Of course, Young started to get sick on the Thursday. Her symptoms were “full blown” by Sunday. “I had the chills.” She wore slippers to bed.

“It was nasty. You cough, you cough and you cough,” said Nunn. They were the only members of their Snowbird group to be infected by COVID-19. “Your chest and stomach muscles start to ache. You just couldn’t stop. You get so weak.”

Added Young, “We looked after each other. I made sure he got enough to eat, he made sure I got enough to eat.”

They failed miserably when self-testing, attempting to hold their breath for 10 seconds. “We just couldn’t,” said Young. “If the telephone rang, I couldn’t speak by the time I got to the phone. I was desperately sick and I wanted it to be over, (but) we never thought it would kill us. We were hoping for an antidote.”

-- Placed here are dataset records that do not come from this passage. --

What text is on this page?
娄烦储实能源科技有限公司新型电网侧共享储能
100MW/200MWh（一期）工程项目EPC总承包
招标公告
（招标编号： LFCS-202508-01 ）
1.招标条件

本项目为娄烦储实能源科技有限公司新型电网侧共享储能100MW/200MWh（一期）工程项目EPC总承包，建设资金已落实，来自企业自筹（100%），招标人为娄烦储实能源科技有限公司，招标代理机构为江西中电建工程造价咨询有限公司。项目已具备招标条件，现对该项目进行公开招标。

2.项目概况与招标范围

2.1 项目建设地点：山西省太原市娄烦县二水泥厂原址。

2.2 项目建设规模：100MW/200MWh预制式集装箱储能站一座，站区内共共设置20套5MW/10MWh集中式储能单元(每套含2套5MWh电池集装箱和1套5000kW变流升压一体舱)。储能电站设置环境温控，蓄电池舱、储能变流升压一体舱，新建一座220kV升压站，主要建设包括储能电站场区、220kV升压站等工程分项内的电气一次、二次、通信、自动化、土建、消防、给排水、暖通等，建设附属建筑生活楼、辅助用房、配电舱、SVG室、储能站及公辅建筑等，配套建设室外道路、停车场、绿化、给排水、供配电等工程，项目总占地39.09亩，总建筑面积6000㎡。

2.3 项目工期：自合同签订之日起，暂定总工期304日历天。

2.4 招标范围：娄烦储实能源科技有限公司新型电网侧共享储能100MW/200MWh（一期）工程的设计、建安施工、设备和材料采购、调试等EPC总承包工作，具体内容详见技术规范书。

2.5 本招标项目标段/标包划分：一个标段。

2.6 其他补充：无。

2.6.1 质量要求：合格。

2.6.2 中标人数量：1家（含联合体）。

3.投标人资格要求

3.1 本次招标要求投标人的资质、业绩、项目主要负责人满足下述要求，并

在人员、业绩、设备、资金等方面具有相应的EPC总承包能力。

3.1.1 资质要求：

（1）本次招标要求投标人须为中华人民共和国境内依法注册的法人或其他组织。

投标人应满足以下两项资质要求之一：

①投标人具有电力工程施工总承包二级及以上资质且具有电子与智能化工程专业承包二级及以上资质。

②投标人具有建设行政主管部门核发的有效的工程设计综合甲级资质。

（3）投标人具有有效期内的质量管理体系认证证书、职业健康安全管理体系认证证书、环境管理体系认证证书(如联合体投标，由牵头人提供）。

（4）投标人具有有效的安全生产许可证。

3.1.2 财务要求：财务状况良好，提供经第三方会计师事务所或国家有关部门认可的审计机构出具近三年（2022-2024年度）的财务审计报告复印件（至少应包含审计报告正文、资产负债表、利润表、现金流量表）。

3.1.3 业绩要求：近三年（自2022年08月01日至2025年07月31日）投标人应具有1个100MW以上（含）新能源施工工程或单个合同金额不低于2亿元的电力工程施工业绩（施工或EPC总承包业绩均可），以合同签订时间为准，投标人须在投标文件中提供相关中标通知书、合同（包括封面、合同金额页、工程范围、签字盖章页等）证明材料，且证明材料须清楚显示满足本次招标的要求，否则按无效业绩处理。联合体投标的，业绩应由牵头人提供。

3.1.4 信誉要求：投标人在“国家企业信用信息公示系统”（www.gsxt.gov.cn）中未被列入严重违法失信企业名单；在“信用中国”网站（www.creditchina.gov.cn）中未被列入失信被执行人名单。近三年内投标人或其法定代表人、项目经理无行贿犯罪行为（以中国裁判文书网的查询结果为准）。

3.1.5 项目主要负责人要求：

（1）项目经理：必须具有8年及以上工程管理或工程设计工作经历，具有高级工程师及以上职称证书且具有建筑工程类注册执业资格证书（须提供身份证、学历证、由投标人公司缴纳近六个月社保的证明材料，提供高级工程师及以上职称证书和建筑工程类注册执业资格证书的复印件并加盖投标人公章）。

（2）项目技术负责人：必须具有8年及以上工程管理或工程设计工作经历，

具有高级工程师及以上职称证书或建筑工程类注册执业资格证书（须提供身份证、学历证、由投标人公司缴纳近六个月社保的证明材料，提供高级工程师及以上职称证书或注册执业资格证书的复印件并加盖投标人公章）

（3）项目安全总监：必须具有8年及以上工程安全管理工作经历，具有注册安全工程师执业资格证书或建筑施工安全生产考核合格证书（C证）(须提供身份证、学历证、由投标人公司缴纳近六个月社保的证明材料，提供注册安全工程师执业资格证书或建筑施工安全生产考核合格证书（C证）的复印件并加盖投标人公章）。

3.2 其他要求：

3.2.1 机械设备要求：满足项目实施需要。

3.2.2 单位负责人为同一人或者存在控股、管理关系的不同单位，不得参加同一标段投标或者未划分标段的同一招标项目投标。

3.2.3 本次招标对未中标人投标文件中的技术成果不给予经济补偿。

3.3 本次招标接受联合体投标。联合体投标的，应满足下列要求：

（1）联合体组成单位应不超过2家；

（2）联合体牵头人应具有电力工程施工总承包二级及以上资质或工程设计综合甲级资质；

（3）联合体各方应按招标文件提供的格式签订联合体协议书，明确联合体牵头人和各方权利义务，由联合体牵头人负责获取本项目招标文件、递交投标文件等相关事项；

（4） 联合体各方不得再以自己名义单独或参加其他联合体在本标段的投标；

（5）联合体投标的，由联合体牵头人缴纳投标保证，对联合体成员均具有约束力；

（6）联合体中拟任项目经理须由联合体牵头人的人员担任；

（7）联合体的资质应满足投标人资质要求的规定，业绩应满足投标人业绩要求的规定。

The couple watched lots of TV news shows and movies, and delved deeply into their digital devices. Their motto was: “Stay in, stay apart, disinfect everything.” Neighbours and friends were very supportive, offering food and drink, and waving encouragement through the windows.

“I was scared for her and she was scared for me,” said Nunn. “I was praying for everyone.”

After a week of “confinement,” Young said “we started feeling better and I said we’ve got to get moving. Our taste buds came back, our smell came back. Easter Monday we were allowed to get out of jail. We got some wine and a couple of steaks and Bob barbequed. That’s how we celebrated. That wine and steaks were like we died and went to Heaven.

“Do we look at life differently? We sure do,” said Young. “You’re thankful for what you have. We are thankful for our health, (but) I’m not going to stay home and die. We stay within our bubble of friends and family.”